Par ailleurs, El Hassan Lachguar a mis l’accent sur l’importance du secteur de l’éducation nationale, en général, et de l’enseignement préscolaire, en particulier, tout en tirant à boulets rouges sur le gouvernement, car la loi de Finances 2022 ne définit pas d’objectifs clairs pour développer ce secteur.
Selon lui, l’enseignement préscolaire est confié à des associations en vertu de contrats passés avec l’Etat, sachant que «cet enseignement est un service public et qu’il aurait été plus judicieux que l’Etat s’en charge au lieu de le laisser entre les mains des associations », a-t-il précisé lors de cette conférence à laquelle ont pris part deux parlementaires de la circonscription de Tétouan et de Fnideq, en l’occurrence Hamid Eddarrk et Abdelnour El Hasnaoui.
L’intervention de Mohamed Assouali fut sur la même longueur d’onde. « La loi de Finances et le nouveau modèle de développement sont similaires, au niveau des titres et de la teneur, mais il n’y a pas la moindre similitude en termes de mise en œuvre et d’activation», a martelé Mohamed Assouali. Là-dessus, il a souligné que la loi de Finances 2022 est une reproduction de celles du gouvernement précédent, tout en s’interrogeant: «Qu’est-ce que ce gouvernement a ajouté aux lois de Finances mises en œuvre durant l’époque de Saad Eddine El Othmani ? » Il a affirmé que certaines hypothèses ont été avancées dans la préparation de la loi de Finances, comme celle concernant la récolte agricole estimée à 80 millions de quintaux de céréales, et l’ensemble du budget a été préparé en fonction de cette donnée, pour se demander comment, dans le cas d’un déficit pluviométrique, le gouvernement pourrait réagir face à cette situation. Idem pour la fluctuation des prix de butane et de pétrole au niveau des marchés mondiaux. En ce sens, il a estimé que le gouvernement doit désormais penser à une loi de Finances rectificative, car il y aura un déficit pouvant atteindre 5,9 % du PIB, tout en soulignant que «les hypothèses sur lesquelles a été fondée la loi de Finances sont trompeuses et incapables de répondre aux ambitions et de relever les défis ».
Pour sa part, le chercheur en finances publiques Karim Lahrach a exprimé son souhait de voir le PLF mettre effectivement en application la loi-cadre portant réforme fiscale, dans le but d’atteindre l’équité fiscale, d’assurer l’égalité, et de mobiliser toutes les capacités fiscales pour financer les politiques publiques et réformer le système fiscal de manière à renforcer une gouvernance fiscale efficace et efficiente.
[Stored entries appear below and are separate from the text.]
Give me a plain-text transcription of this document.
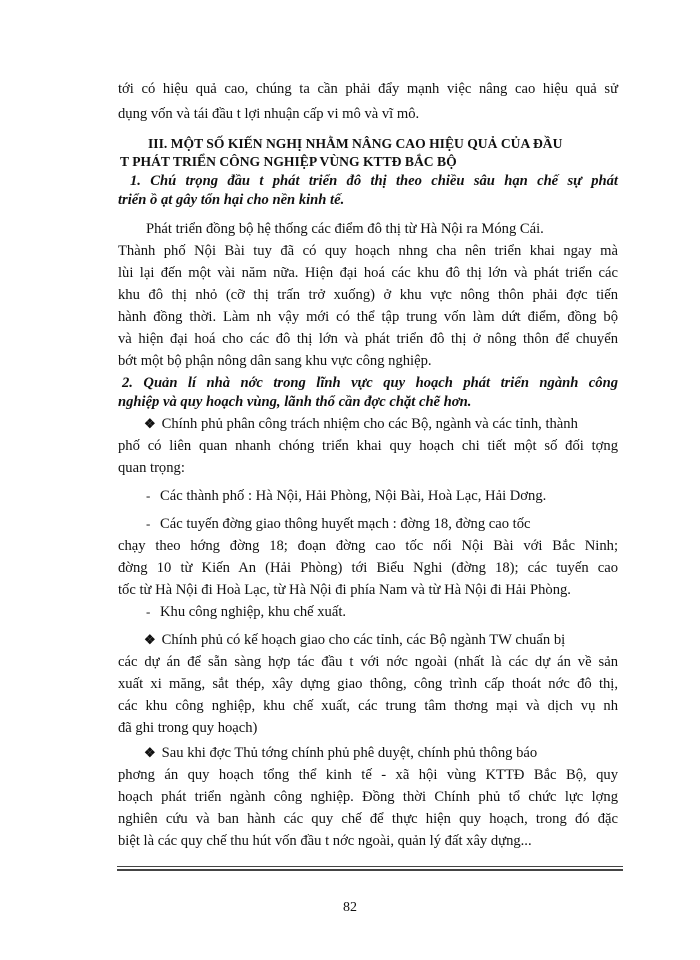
tới có hiệu quả cao, chúng ta cần phải đẩy mạnh việc nâng cao hiệu quả sử
dụng vốn và tái đầu t lợi nhuận cấp vi mô và vĩ mô.
III. MỘT SỐ KIẾN NGHỊ NHẰM NÂNG CAO HIỆU QUẢ CỦA ĐẦU
T PHÁT TRIỂN CÔNG NGHIỆP VÙNG KTTĐ BẮC BỘ
1. Chú trọng đầu t phát triển đô thị theo chiều sâu hạn chế sự phát
triển ồ ạt gây tổn hại cho nền kinh tế.
Phát triển đồng bộ hệ thống các điểm đô thị từ Hà Nội ra Móng Cái.
Thành phố Nội Bài tuy đã có quy hoạch nhng cha nên triển khai ngay mà
lùi lại đến một vài năm nữa. Hiện đại hoá các khu đô thị lớn và phát triển các
khu đô thị nhỏ (cỡ thị trấn trở xuống) ở khu vực nông thôn phải đợc tiến
hành đồng thời. Làm nh vậy mới có thể tập trung vốn làm dứt điểm, đồng bộ
và hiện đại hoá cho các đô thị lớn và phát triển đô thị ở nông thôn để chuyển
bớt một bộ phận nông dân sang khu vực công nghiệp.
2. Quản lí nhà nớc trong lĩnh vực quy hoạch phát triển ngành công
nghiệp và quy hoạch vùng, lãnh thổ cần đợc chặt chẽ hơn.
❖ Chính phủ phân công trách nhiệm cho các Bộ, ngành và các tỉnh, thành
phố có liên quan nhanh chóng triển khai quy hoạch chi tiết một số đối tợng
quan trọng:
‐ Các thành phố : Hà Nội, Hải Phòng, Nội Bài, Hoà Lạc, Hải Dơng.
‐ Các tuyến đờng giao thông huyết mạch : đờng 18, đờng cao tốc
chạy theo hớng đờng 18; đoạn đờng cao tốc nối Nội Bài với Bắc Ninh;
đờng 10 từ Kiến An (Hải Phòng) tới Biểu Nghi (đờng 18); các tuyến cao
tốc từ Hà Nội đi Hoà Lạc, từ Hà Nội đi phía Nam và từ Hà Nội đi Hải Phòng.
‐ Khu công nghiệp, khu chế xuất.
❖ Chính phủ có kế hoạch giao cho các tỉnh, các Bộ ngành TW chuẩn bị
các dự án để sẵn sàng hợp tác đầu t với nớc ngoài (nhất là các dự án về sản
xuất xi măng, sắt thép, xây dựng giao thông, công trình cấp thoát nớc đô thị,
các khu công nghiệp, khu chế xuất, các trung tâm thơng mại và dịch vụ nh
đã ghi trong quy hoạch)
❖ Sau khi đợc Thủ tớng chính phủ phê duyệt, chính phủ thông báo
phơng án quy hoạch tổng thể kinh tế - xã hội vùng KTTĐ Bắc Bộ, quy
hoạch phát triển ngành công nghiệp. Đồng thời Chính phủ tổ chức lực lợng
nghiên cứu và ban hành các quy chế để thực hiện quy hoạch, trong đó đặc
biệt là các quy chế thu hút vốn đầu t nớc ngoài, quản lý đất xây dựng...
82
Il y a lieu de rappeler que le directeur de l’Ecole normale supérieure de Martil, Zouheir El Amrani, avait souligné, au début de ce colloque, animé par Assim Ouakili Asraoui, que cet évenement est l’occasion de poser un ensemble de questions aux experts à propos de la loi de Finances 2022 pour apporter des réponses satisfaisantes sur ce sujet qui intéresse l’opinion publique, tout en affirmant que le nouveau gouvernement fait face à de nombreux défis, et qu’il est tenu de trouver des solutions aux problématiques importantes, notamment celles concernant le volet social comme l’éducation, l’emploi et la santé.